Nearly all left-rear tyres at the end of Formula 1 first free practice showed damage from the kerbs around the Baku City Circuit, Pirelli has revealed.

The first time F1 has competed around the streets of the Azerbaijan capital city, though the circuit has drawn attention for its challenging layout, it was the kerbs that would prove the biggest teething issue for organisers after Pirelli reported cuts in the left-rear tyres after FP1.

Identified as being caused by the bolts in the kerbs not being drilled down far enough, modifications took place between the sessions and overnight to ensure there was to be no repeat. Indeed, though there were no tyre failures as a result of the oversight, Pirelli says nearly each left-rear was damaged.

"They investigated the kerbs after our information that we found, on most of the tyres used in the last part of FP1, some cuts on the left rear tyres," said Mario Isola. "I don't have the number but I can say 90% of the cars, so it was a good indication that something had to be investigated.

"All the cuts were in a certain position so they were more or less all the same and we informed immediately Charlie Whiting and he reacted immediately. He went out just before the GP2 qualifying session, checking all the kerbs on the left side of the car and he found a couple of them where the small bolts had come out. They fixed it, but they had to postpone the qualifying session for GP2, and I think they are going to also work on it tonight to have a final solution. In FP2, we checked the tyres used and we didn't find anything so everything is okay now.

With modifications to the circuit overnight including an extended pit-entry and the removal of some kerbs altogether, Isola admits the cuts were 'quite deep'.
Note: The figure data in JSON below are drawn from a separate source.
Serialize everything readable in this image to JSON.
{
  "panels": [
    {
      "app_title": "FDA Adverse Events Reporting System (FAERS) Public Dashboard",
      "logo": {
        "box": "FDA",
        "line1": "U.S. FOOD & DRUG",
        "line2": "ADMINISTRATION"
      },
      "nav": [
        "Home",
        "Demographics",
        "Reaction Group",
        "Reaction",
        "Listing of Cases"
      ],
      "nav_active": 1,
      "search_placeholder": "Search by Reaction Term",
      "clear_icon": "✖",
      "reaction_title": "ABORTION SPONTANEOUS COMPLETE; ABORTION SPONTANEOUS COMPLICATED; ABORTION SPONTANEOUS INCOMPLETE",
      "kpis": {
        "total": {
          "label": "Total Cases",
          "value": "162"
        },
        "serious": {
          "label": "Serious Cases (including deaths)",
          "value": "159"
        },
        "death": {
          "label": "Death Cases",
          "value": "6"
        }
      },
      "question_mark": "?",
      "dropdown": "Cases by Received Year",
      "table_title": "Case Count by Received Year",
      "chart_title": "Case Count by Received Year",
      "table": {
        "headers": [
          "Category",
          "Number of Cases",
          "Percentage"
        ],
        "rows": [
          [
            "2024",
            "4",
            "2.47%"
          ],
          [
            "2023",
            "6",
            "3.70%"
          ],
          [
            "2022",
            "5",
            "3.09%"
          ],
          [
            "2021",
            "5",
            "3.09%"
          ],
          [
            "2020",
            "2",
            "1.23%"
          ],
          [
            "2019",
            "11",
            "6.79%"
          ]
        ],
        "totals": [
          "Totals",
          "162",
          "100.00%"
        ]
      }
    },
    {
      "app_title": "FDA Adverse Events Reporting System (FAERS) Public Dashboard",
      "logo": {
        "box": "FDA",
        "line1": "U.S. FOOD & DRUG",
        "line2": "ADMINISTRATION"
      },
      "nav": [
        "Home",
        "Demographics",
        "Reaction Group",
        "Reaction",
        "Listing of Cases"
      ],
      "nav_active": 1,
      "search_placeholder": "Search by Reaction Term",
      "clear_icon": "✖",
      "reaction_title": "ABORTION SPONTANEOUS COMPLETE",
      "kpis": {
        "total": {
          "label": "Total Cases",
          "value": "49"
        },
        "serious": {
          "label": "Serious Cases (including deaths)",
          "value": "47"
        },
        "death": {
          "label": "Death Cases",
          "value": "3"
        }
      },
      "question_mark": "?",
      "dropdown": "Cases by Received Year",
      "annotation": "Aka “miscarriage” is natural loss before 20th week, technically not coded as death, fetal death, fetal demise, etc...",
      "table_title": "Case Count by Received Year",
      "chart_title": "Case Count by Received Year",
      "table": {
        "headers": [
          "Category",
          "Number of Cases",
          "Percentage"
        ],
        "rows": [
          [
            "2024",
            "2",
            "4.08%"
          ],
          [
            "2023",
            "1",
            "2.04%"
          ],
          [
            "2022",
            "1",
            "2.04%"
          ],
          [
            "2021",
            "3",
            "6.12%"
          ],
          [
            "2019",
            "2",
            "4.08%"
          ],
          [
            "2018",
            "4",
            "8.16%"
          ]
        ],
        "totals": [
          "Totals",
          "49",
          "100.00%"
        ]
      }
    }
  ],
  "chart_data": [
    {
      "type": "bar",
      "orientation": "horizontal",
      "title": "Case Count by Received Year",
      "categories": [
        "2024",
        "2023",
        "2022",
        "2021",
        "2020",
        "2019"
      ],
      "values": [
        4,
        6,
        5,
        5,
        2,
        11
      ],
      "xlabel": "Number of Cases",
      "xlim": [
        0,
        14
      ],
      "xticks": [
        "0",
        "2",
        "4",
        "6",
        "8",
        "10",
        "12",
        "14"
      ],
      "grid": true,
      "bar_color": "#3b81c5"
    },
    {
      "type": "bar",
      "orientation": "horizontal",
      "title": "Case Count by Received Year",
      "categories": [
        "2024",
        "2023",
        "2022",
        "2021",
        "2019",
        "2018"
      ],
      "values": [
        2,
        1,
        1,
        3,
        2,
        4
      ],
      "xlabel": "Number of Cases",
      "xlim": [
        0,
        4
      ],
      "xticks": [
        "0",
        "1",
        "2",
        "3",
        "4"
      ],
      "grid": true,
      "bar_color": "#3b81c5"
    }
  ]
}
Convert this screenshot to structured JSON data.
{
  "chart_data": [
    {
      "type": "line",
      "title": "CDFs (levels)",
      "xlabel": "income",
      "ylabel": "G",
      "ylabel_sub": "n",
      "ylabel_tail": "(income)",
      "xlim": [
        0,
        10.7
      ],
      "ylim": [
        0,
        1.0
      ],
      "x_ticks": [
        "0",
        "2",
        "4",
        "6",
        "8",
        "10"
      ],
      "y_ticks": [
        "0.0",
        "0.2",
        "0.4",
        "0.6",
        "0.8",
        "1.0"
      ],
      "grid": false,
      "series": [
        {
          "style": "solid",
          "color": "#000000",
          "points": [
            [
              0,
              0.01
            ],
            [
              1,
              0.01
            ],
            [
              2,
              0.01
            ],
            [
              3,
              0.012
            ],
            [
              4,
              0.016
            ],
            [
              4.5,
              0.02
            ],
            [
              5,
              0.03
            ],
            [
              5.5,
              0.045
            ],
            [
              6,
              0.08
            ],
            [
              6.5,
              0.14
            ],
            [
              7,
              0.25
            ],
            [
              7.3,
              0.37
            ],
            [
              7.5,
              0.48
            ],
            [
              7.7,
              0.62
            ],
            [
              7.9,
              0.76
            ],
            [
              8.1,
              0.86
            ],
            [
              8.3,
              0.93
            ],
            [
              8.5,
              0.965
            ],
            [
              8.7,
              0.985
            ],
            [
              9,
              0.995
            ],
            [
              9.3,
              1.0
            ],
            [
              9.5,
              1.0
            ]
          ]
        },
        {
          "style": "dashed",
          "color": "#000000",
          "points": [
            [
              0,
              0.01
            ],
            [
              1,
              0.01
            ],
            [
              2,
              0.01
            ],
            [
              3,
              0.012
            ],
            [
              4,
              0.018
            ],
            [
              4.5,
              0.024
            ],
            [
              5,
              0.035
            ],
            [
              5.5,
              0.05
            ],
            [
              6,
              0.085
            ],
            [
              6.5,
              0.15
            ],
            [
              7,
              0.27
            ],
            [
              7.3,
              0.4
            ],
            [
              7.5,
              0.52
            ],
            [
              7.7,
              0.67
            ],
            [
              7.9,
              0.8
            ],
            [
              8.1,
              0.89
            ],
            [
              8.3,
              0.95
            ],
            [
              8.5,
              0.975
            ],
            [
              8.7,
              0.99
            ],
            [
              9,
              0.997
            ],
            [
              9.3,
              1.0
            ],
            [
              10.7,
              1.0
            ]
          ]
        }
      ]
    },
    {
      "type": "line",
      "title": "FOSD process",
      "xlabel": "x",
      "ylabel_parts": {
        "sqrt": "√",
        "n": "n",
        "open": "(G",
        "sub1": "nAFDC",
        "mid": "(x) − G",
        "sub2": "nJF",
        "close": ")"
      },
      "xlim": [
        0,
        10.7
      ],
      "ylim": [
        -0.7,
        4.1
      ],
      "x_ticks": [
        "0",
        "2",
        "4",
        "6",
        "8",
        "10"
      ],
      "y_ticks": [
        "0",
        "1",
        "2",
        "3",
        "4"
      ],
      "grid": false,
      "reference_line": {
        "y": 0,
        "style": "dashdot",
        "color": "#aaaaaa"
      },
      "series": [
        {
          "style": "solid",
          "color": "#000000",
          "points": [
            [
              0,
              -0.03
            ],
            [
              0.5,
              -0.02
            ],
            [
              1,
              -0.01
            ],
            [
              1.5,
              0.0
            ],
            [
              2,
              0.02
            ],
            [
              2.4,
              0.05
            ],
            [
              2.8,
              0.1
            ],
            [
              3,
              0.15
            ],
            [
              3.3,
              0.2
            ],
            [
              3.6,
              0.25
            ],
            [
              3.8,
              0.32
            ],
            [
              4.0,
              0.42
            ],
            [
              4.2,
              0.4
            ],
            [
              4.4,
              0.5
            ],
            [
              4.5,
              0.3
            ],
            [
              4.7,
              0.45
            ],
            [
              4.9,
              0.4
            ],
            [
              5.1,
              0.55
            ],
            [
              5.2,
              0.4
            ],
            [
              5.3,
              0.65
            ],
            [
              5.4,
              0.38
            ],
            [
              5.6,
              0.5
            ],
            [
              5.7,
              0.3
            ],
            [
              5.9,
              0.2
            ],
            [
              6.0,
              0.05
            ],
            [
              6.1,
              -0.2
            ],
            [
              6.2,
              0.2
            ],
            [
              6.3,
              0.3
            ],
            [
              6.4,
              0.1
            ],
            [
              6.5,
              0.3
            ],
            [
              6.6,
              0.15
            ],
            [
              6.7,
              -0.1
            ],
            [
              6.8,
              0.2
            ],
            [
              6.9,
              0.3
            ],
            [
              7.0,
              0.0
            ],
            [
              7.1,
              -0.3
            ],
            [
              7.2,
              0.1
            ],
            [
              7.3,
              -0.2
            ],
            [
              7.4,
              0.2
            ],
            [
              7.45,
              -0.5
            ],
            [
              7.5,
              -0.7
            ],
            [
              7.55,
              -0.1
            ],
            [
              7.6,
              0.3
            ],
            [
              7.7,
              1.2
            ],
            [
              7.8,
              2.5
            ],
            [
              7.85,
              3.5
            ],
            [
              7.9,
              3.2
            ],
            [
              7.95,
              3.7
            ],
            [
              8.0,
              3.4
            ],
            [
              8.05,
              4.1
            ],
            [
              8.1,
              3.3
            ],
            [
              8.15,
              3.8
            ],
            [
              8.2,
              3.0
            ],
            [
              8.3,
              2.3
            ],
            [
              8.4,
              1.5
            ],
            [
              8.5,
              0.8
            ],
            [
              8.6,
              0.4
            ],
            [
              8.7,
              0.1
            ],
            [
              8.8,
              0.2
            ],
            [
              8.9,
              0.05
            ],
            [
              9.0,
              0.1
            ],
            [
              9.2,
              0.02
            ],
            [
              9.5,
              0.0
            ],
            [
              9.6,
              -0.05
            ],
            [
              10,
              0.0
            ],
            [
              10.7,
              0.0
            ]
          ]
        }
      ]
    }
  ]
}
"They were quite deep on the tread, touching the construction, but we didn't have any tyre failures or air loss, so it's something we have to fix but nothing happened.

"It's not my job to say if the drivers were lucky or not! Of course, we are here to make sure everything is running in the right way but as soon as any of our engineers give us information that they see something strange on the tyre, we go and check and we have a direct link to the FIA to be sure that we react quickly so that was exactly what happened."